Я как будто оступилась, расставаясь с Машенькой. Она мне была самой милой издевочек «Кружка Радости», а уж какие там есть хорошие девушки. Последнее с Машенькой собрание будет у нее — это будет «девичник». На этот раз мы ничего читать не будем, просто соберемся, побудем вместе «в честь Маши» и попрощаемся. Я как-то не осмеливаюсь осознать, что мне ее жалко, ведь все хорошо. Третьего февраля свадьба Маши, и в тот же день Мария Кристенсен уедет в Норвегию.

14 января 1917 года ночевала опять у Вавочки. У нее была Софочка Фрумкина — будущий член нашего Кружка. Ей всего 16 лет, но она уже самостоятельно путешествовала за границей и живет «как хочет» в противовес своей очень буржуазной семье. У нее почему-то «свое собственное» состояние. Ей очень трудно в своей семье, она думает, что в нашем Кружке есть живые люди. У нее вид изящной самостоятельной женщины.

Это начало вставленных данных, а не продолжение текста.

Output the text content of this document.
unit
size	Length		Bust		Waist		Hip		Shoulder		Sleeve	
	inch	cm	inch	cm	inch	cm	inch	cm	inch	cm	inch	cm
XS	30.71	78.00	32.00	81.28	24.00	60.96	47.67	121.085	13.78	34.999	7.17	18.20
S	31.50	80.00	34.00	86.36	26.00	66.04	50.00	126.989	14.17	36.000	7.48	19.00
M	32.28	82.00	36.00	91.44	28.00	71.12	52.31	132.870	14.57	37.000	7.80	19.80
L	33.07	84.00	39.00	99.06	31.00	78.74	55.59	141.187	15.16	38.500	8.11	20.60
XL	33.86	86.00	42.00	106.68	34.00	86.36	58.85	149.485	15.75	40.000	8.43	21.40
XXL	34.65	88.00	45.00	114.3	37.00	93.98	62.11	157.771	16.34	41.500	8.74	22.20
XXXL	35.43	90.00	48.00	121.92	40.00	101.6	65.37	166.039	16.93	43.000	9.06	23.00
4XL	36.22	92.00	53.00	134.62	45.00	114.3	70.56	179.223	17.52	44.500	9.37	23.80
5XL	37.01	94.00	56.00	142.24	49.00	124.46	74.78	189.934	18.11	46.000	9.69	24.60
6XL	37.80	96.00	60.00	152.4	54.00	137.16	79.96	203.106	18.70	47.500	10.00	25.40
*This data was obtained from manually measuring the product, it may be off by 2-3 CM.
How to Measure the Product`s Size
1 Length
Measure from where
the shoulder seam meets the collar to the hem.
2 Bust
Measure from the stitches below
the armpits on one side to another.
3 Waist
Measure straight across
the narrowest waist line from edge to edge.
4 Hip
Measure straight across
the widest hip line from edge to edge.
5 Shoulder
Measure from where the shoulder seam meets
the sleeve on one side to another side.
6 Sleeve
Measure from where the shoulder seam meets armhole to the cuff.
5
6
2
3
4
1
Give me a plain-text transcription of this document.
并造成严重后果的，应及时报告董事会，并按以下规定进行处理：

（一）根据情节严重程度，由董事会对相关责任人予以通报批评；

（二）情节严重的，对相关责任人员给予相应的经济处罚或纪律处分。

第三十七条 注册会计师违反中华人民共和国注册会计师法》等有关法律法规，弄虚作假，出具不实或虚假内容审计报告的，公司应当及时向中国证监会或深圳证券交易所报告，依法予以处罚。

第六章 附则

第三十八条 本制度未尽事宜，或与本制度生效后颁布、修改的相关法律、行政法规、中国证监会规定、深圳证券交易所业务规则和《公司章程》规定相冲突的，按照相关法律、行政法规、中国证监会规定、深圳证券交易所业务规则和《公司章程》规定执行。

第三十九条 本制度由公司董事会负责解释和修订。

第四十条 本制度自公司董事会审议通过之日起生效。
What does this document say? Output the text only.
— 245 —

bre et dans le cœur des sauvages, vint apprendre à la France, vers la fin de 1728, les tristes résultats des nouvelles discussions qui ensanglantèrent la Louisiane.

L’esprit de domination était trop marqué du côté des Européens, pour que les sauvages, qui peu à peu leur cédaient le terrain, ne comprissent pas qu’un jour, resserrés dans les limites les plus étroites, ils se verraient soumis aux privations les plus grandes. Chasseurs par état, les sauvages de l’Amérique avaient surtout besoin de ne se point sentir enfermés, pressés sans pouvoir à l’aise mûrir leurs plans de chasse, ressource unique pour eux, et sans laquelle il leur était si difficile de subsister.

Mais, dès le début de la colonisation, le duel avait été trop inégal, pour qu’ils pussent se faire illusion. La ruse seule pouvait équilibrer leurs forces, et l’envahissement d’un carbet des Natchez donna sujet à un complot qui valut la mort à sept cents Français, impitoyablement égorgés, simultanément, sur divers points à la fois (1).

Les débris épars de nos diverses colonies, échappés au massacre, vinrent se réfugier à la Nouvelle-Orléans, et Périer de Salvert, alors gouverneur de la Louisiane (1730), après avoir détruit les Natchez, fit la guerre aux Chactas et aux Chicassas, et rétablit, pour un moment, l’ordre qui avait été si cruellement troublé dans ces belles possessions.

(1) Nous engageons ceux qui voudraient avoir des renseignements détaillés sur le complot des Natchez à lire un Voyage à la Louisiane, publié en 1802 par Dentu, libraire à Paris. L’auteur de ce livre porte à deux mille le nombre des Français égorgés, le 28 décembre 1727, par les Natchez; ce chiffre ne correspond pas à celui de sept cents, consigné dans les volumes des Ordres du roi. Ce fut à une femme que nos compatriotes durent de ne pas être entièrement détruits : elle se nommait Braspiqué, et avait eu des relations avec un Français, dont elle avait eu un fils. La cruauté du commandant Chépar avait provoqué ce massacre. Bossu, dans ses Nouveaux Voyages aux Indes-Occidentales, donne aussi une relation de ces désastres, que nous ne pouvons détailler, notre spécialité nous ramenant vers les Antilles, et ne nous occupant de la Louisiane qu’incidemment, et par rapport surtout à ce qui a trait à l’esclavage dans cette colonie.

На еврейку она совсем не похожа — скорее на русскую миловидную купчиху, нос совсем уже русский, мило круглый, задорный. Она из тех некрасивых изящных женщин, которые всегда всем нравятся. В прическе, в одежде, в красивых руках, в манере держаться — сходство с портретом Марии Башкирцевой[229] (художницы, автора записок). Башкирцева красивее Софочки, и вся в большем масштабе. Интересно, что потом выйдет из этой маленькой будущей женщины? Сначала она была очень сдержана, даже почти чопорна. Ушла — как будто совсем другой человек — приручилась.

Шурочка Доброва по телефону позвонила мне к Бальмонт, чтобы после «Грузинского вечера»[230] я пришла ночевать к ней. За чаем у Бальмонт был Леша Смирнов (сын Веры Алексеевны Зайцевой)[231] и Бруни, с которым сегодня случился анекдот.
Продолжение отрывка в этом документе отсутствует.